Çocuğun içine öfke cini kaçmış, dedi yaşlı ebe. Bir köy tarif etti uzakta. Bir at ve araba bulunup günlerce yol gidildi. Üç gün köyde kocakarının dağdan inmesi beklendi. İnince çocuğa bakmadan pazarlığa girişti. Çocuktaki cin bu pazarlık sırasında yanındakilere geçti.[66]

*[ izzet koçak ]

#mikroöykü66

Usta


[ USTA ]*

Ütü hastalanmış, bir ustaya göstersen, dedi kadın. Ben hallederim, dedi adam. Önce bir ütü sipariş etti. Tornavidayı alıp ütüye daldı. Bir saat sonra ütüyü o kadar itinayla dağıtmıştı ki toplanmasına imkân yoktu.
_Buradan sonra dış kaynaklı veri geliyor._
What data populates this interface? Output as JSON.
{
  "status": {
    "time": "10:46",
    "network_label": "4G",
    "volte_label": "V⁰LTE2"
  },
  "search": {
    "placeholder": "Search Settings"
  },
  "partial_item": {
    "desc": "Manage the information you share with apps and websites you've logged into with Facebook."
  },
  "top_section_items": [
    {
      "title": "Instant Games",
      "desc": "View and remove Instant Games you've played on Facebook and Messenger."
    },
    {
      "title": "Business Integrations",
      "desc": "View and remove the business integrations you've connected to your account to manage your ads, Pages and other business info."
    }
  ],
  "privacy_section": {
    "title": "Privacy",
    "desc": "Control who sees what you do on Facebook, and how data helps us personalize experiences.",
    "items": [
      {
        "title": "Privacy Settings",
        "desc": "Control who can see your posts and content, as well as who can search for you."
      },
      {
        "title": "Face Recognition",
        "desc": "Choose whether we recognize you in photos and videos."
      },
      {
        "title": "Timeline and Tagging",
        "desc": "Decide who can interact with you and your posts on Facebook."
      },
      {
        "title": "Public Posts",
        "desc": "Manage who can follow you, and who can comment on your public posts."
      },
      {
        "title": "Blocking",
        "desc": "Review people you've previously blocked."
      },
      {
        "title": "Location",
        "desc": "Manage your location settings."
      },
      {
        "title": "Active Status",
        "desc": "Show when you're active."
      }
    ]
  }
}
Kadına müjdeli haberi verdi: Ütü öldü ama yenisi yolda.

*[ izzet koçak ]

#mikroöykü196

Esatir


[ ESATİR ]*

Şahmeran, bir Merküt tarafından kaçırıldı. Merküt'ün Kaf dağının zirvesindeki yavruları Şahmeran'ı yedi. O günden sonra tüm Merkütlerin ezeli düşmanı meranlar oldu. Meranlar, şahlarını öldüren Merkütleri yok etmek için yıllarca Kaf dağının altını oyup dağı yok ettiler.

*[ izzet koçak ]

#mikroöykü195

Umutsuz



[ UMUTSUZ ]*

Sonunda başardılar. Kazmalarıyla kürekleriyle gelip göğsümün üzerinde günlerce çalıştılar. Balyozlarıyla dövdüler göğsümü, kıymık kıymık yol açtılar kendilerine. Olmadı. En son kepçeleriyle geldiler, içimden söküp alamadıkları umudumla birlikte beni de alıp götürdüler.

*[ izzet koçak ]

#mikroöykü194

Yama


[ YAMA ]*

Hayatım boyunca açıkları kapatmaya çalıştım. Gücüm yettiğince çaba gösterdim. Çokça yakışıksız bulundum. Hoş karşılanmadım, aşağılandım. Üzdü, bir şeylere yamanmakla suçlanmak. Oysa birinin bunu yapması gerekiyordu. Var olduğum şeyden başkası olamazdım, olamadım. [65]

*[ izzet koçak ]

#mikroöykü65

Savunma


[ SAVUNMA ]*

Tepegöz, dikkat çekmemek için göz doktorundan kendisine ikinci bir göz yapmasını istedi. Doktor bunun tıbben imkânsız olduğunu söyleyince tepesi atan Tepegöz, onu öldürüp yedi. Doktorun tadını sevmişti. Bir kat aşağıda bir avukat vardı. Aşağı inip kapıyı çaldı.